By John Yan
This post was originally published on Mr. Yan’s blog on WordPress as a part of our Effective Giving Bloggers Program. When you sign up for our Effective Giving Bloggers Program, we’ll send you a voluntary writing assignment each month. Write something, post it and tag us. By doing this you’ll help spread the word about effective giving. Learn more about our Effective Giving Bloggers Program and other volunteer opportunities here.
“How can we introduce the idea of charitable giving to children? What are the best ways to teach children about the value of philanthropy?”
I’m going to take the liberty of interpreting the prompt a bit generously. I consider myself fully unqualified to talk about how to teach children. But I can talk about what I’d like to teach my own.
When I took the “Giving What We Can” pledge, I asked myself what losing at least 10% of my income would look like. I live well below my means already, so the pledge would only impact my future plans. I might need to work a few more years before I retire (which I’m in no rush to do), or before I buy a house, or start a family. Now I have a whole set of insecurities around starting a family and raising kids, but losing 10% of my income isn’t one of them. I have several times more money than my parents did when they had me, so if I screwed up being a parent (knock on wood), it probably wouldn’t be because of my finances.
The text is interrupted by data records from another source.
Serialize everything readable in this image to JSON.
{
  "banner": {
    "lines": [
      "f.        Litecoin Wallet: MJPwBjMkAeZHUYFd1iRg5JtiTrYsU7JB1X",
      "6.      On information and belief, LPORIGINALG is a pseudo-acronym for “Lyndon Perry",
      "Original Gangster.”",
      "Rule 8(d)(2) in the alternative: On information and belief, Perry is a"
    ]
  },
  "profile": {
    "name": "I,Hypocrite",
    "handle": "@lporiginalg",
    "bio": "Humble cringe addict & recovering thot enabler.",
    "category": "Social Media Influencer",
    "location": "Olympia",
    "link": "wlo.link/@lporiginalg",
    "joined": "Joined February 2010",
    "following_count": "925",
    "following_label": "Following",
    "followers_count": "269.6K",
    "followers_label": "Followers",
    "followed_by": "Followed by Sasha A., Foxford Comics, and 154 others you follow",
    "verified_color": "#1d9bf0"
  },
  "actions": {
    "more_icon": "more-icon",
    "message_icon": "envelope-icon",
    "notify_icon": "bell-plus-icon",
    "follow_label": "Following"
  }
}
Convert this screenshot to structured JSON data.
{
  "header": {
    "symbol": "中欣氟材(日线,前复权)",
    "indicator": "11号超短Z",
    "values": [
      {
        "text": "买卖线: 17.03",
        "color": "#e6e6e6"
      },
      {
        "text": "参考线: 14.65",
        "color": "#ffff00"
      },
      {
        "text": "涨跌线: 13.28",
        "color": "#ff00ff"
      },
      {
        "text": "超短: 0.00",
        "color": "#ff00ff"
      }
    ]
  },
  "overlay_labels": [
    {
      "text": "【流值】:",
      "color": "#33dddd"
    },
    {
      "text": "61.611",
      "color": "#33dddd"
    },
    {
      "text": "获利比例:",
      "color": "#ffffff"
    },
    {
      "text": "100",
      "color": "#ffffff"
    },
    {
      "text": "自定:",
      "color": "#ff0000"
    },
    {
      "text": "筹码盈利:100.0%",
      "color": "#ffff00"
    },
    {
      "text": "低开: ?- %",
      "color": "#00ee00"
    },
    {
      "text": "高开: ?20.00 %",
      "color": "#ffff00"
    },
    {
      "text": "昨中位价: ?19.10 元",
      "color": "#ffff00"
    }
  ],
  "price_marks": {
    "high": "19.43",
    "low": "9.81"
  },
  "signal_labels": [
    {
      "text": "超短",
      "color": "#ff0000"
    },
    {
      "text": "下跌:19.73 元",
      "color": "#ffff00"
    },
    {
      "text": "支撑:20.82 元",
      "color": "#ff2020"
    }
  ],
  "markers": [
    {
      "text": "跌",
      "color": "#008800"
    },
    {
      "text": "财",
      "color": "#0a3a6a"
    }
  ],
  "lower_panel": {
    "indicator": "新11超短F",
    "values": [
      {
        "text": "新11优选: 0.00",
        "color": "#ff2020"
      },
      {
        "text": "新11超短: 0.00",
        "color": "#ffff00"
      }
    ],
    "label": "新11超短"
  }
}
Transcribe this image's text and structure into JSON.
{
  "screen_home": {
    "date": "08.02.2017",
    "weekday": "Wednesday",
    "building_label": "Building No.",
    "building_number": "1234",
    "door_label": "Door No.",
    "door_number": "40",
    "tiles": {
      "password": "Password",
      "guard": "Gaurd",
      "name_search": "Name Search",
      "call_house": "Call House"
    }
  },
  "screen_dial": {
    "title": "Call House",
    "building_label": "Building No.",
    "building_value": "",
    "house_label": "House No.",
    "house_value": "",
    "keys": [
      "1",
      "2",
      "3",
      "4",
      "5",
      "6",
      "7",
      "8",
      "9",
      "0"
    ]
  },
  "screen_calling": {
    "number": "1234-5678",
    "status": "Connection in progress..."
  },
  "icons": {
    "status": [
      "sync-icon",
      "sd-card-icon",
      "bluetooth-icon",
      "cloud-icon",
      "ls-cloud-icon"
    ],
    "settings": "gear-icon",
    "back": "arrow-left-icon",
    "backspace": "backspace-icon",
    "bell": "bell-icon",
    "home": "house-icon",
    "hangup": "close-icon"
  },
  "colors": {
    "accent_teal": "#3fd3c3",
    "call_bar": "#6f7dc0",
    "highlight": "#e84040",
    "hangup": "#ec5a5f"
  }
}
There are these big questions that everyone confronts growing up: what do we do about all the problems in the world? What’s my responsibility to fix them? Children imitate their role models. I hope to be a role model myself one day, and that my actions will help set the next generation on the right path as they confront these questions themselves. I’ve committed a significant part of my life to helping those who need it more, and I think it’s pretty obvious that’s the right thing to do, whatever your base principles.
I don’t know what it’d look like, passing this virtue down to my children. Maybe it looks like an allowance, with a fraction set aside they can contribute. Maybe it looks like volunteering and outreach. Whatever it is, I hope I can pass on the values that matter most to me: restraint from excessive luxury, gratitude for what you’ve been given, and empathy — even for those it doesn’t come easily towards.